The first lot of the sale, a figurative painting from 2019 by the British artist Cecily Brown, which was donated by the artist and her gallery Thomas Dane Gallery, was estimated at £500,000 but went for £2.9m (£3.5m with fees) after a sustained bidding war from buyers from three continents. Proceeds from the sale will go to ClientEarth, an environmental charity Christie’s is partnering with in collaboration with Gallery Climate Coalition. Brown was the most prominent of a strong showing of female painters at the auction, with works by Shara Hughes, Hilary Precis and Emily Mae Smith all far exceeding their estimates.
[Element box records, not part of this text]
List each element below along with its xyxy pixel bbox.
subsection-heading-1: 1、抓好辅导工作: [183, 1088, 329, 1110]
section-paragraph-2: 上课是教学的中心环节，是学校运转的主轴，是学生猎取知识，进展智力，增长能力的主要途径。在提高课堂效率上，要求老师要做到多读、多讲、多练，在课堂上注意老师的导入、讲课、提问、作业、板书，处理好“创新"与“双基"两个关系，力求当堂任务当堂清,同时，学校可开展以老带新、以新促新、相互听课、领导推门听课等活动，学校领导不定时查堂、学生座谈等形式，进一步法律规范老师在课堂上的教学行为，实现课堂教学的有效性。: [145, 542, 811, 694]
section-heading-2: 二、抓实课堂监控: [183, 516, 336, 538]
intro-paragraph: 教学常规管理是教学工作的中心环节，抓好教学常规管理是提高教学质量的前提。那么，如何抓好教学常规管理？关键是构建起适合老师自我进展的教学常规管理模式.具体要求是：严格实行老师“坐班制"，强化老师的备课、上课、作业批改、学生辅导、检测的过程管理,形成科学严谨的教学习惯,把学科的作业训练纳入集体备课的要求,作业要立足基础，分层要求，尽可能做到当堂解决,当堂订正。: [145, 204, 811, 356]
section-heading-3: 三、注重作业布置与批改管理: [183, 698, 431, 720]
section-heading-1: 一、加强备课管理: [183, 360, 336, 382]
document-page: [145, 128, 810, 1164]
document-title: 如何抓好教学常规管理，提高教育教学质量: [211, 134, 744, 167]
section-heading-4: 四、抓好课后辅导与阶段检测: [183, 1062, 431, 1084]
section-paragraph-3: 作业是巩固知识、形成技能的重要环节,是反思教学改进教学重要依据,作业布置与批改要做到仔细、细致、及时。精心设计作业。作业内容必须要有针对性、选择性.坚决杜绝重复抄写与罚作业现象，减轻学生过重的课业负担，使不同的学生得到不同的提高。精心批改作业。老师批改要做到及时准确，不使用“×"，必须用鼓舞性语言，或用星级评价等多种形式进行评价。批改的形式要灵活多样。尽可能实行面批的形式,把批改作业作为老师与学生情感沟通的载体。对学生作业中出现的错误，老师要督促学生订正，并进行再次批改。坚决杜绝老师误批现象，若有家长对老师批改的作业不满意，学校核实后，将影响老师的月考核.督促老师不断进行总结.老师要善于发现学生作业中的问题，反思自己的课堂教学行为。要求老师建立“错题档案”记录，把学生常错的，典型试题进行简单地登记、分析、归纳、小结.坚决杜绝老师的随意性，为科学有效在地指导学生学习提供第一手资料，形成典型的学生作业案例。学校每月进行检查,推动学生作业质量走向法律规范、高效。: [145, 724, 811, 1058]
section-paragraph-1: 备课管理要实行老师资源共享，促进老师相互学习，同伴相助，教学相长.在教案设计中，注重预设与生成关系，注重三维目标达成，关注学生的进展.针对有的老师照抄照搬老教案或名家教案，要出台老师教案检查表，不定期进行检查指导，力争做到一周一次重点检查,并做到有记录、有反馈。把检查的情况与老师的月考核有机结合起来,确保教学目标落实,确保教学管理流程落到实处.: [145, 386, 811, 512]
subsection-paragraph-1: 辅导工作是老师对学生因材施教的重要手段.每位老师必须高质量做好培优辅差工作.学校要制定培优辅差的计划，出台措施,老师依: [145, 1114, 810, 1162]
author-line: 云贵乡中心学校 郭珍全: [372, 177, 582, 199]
Clore, previously chairperson of Sotheby’s Europe until 2016 and now co-founder of the art advisory group Clore Wyndham, notes the Christie’s sale came off the back of a very strong showing at Sotheby’s equivalent auction on Thursday for young artists like Jadé Fadojutimi, Ewa Juszkiewicz and, most notably, Flora Yukhnovich, the 31-year-old British artist from Norwich who graduated from the City & Guilds of London Art School as recently as 2017. Her painting I’ll have what she’s having, created in 2020, shattered expectations to sell for £2.3m. At Christie’s today, Hilary Pecis’ 2019 painting Kaba On A Chair sold for £180,000 (£225,000 with fees) against a high estimate of £60,000, whilst Emily Mae Smith’s 2017 Paint While Screaming sold for £95,000 (£118,750 with fees), nearly four times the high estimate.
In contrast to heady bidding for young painters, there were some disappointments for established names. Hockney’s Guest House Garden, a painting from 2000 which some commentators expected to fly, sold for £5m (£5.8m with fees) on an estimate of up to £7m, whilst Peter Doig’s Hill Houses, estimated at up to £3.5 to £4.5m, failed to sell. A Rudolf Stingel painting from 2012, estimated at £1m, was withdrawn. Christie’s reported 35% of buyers were from Asia. There was 50% increase in buyers under 40, year on year. In all, 90% of the lots sold for a total of £64.6m (with fees), below a pre-sale high estimate (without fees) of £66.4m.